Village Public Works Director Johnnie Burns addressed those capital investments at the meeting.

“There’s a lot that needs to be done, and we are in a positive track to get it done,” Burns said.

From the floor, villager Pat Brown thanked Council for committing $60,000 to Home, Inc. over two years for the local nonprofit’s Glen Cottages affordable housing development.

A request by Patti Bates and Burns for $18,000 to be earmarked for an engineering study of turning Beatty Hughes Park into a parking lot was turned down by Council members, who asked for more discussion.

Although Bates contended that the park is underused, MacQueen, for one, would like to see more discussion of parking needs.

“I’d rather not spend money on an engineering study before we decide whether we need it,” MacQueen said.

• Ice storm cost $40,000

An ice storm that hit Yellow Springs on November 14–15 cost the Village $40,000 in three hours, according to Burns.

“The ice storm knocked out [power to] 300 homes,” Burns said.

“That was just a small ice storm,” he added, unlike the “major ice storm” that struck six years ago.

In a follow-up email, Burns said the money was spent on staff overtime, equipment, materials (wires, connections, poles, fuses, etc.) and the use of a tree service to help remove trees from power lines. The Village is also covering the cost to pick up branches left curbside from local households, Burns added.

• Citizen concerns

During the citizen concerns portion of the meeting, Marnie Neumann detailed the health problems that she believes are due to the smart meters installed on local homes in 2016 to measure electricity use. Ken Odiorne suggested that Council President Housh ask for “nays” during Council votes. And Tulecke-Paulson told Council he felt victimized during an interaction at the previous Council meeting and asked Council to pass a resolution drafted by a citizen group, the YS Police Accountability Coalition.

• Lock lobby at night?

Council looked at a proposal to lock the John Bryan Community Center at night. Bates suggested the measure to address the frequent problems of people entering late at night to sleep in the center. Those people can be difficult for staff to account for and sometimes leave messes in the lobby and bathrooms, she explained.

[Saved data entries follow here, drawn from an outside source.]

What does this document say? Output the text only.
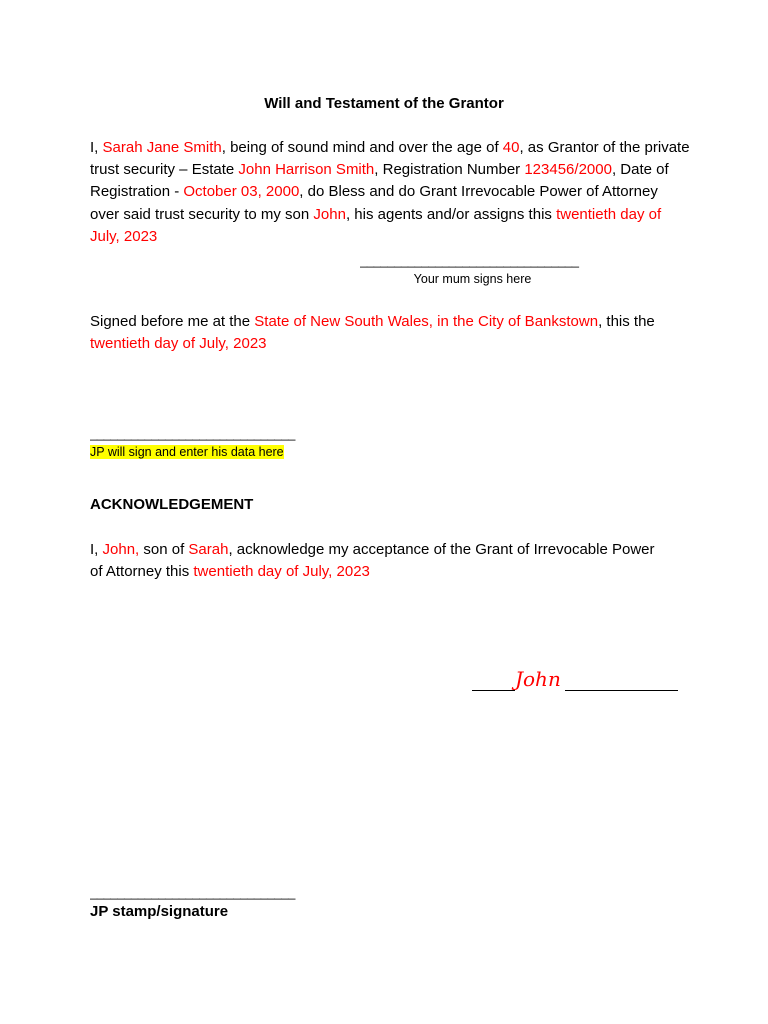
Will and Testament of the Grantor
I, Sarah Jane Smith, being of sound mind and over the age of 40, as Grantor of the private trust security – Estate John Harrison Smith, Registration Number 123456/2000, Date of Registration - October 03, 2000, do Bless and do Grant Irrevocable Power of Attorney over said trust security to my son John, his agents and/or assigns this twentieth day of July, 2023
________________________________
Your mum signs here
Signed before me at the State of New South Wales, in the City of Bankstown, this the twentieth day of July, 2023
______________________________
JP will sign and enter his data here
ACKNOWLEDGEMENT
I, John, son of Sarah, acknowledge my acceptance of the Grant of Irrevocable Power of Attorney this twentieth day of July, 2023
John
______________________________
JP stamp/signature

“We’ve had to decontaminate the lobby on several occasions, and we’ve had to have the bathrooms sanitized, for lack of a better word,” Bates said.

While the police dispatcher and others on duty attempt to help the individuals find a place to sleep, “they refuse to leave, stay in the lobby, and demand food and drink from our staff,” Bates said.

The problem has been growing worse in recent months, and on one recent night three people were sleeping inside the center, Bates added.

A memo presented to Council proposes that the community center be locked from 11 p.m. to 7 a.m. It also details the investment in a system in which a visitor would have to be buzzed into the center from the vestibule, which will remain open from the outside.

People will be allowed inside to use the restrooms, and attempts to help those who are homeless will continue, Bates affirmed.

Council was generally supportive, but no action was taken.

• Public comment policy clarified

Housh clarified Council’s procedures, including its three-minute citizen comment period, which he said Council will be “very strict” about keeping.

Housh added that while Council considers public comment important, it is not guaranteed by law.

“There is no charter mention of the three minutes and a lot of councils don’t allow citizen comments at all,” he said.

Next meeting

Council’s next meeting will be on Monday, Dec. 17, at 7 p.m. in Council chambers.